The smaller the parts; the greater the value.

Let me start this article by asking a hypothetical question: Will we ever be able to 3-D print gold or silver through nanotechnology? If carbon can be transformed into graphene through atom manipulation will it ever be possible to reverse engineer lead into gold? The quick answer is yes and no.

The element lead was transmuted into gold back in the 1980’s through a nuclear reaction, which itself is nanotechnology. So the yes answer is: all one has to do is remove three protons from the nucleus of lead which takes a lot of energy and cost more than the value of the result – gold. Needless to say, that transmutation still remains economically unacceptable. Lead is atomic number 82 and gold atomic number 79. The no answer is: while gold coins can be 3-D printed they would still use the element of gold itself as its material base. The cheapest way to print money is still within the Federal Reserve. You don’t even want me to go down that path.
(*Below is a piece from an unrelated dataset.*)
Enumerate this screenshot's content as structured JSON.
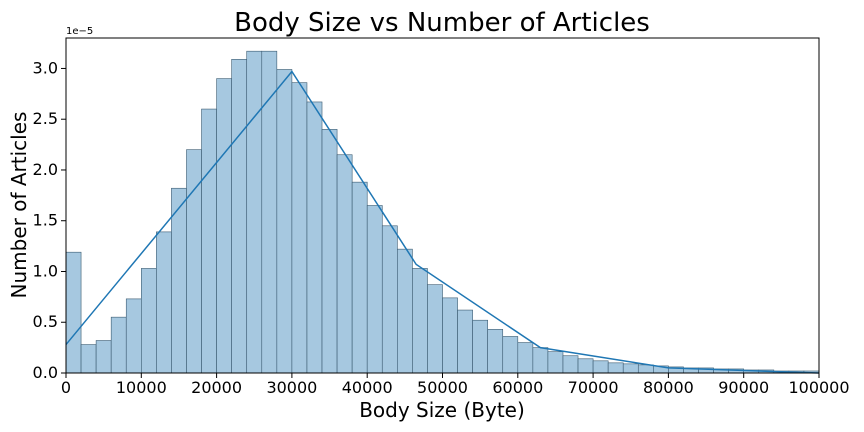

Why is gold treated with such sustained value? Of all the minerals mined from the Earth, none is more useful than gold. Its usefulness is derived from a diversity of special properties. Gold conducts electricity, does not tarnish, is very easy to work, can be drawn into wire, can be hammered into thin sheets, alloys with many other metals, can be melted and cast into highly detailed shapes, has a wonderful color and a brilliant luster. And now we can use it at nano-scale to make smaller and more precise components of a larger product or alloy it with other materials giving them greater value.

Then along came the discovery of graphene to really disrupt the value of rare earth elements, like gold. Graphene is the thinnest and strongest material ever developed. It is 200 times stronger than steel and several times tougher than a diamond! Furthermore, it conducts both electricity and heat better than copper. Many believe it will soon replace silicon in semi-conductors and researchers claim it is the most important substance to be created since plastic.

The official discovery time line for graphene was 2004. Two Russians are credited for the discovery with Nobel Prizes in 2011. In a very short period of time, graphene is looked at as the “Miracle Material” that will change the world. In just 10 years, graphene has become an augment, enhancer or replacement with almost every product ever manufactured. And as a result has increased not just the monetary value of other materials but the productive value as well.

Every “it’s to good to be true” product usually has a down side too. In the case of graphene, that down side is the time and cost of producing large sheet of the thin material. However, researchers have recently developed a new technique that produces large sheets of graphene through the use of a cheap copper material. This new method is capable of producing large-area graphene at a 100 times cheaper than existing methods, according to a study at the University of Glasgow. Again, there is no end to Murphy’s Law.

The current focus of graphene research is to obtain high quality graphene over large areas to realize electronic and optic applications with advanced mechanical functionalities such as flexible transparent electrodes or large area touch sensor devices. What that means is that it takes the rigid structure out of the object. New cell phones will not only be 3-D but they will be so thin and flexible that you will be able to bend or fold them to put in your pocket or purse. The future use of graphene is going to be endless.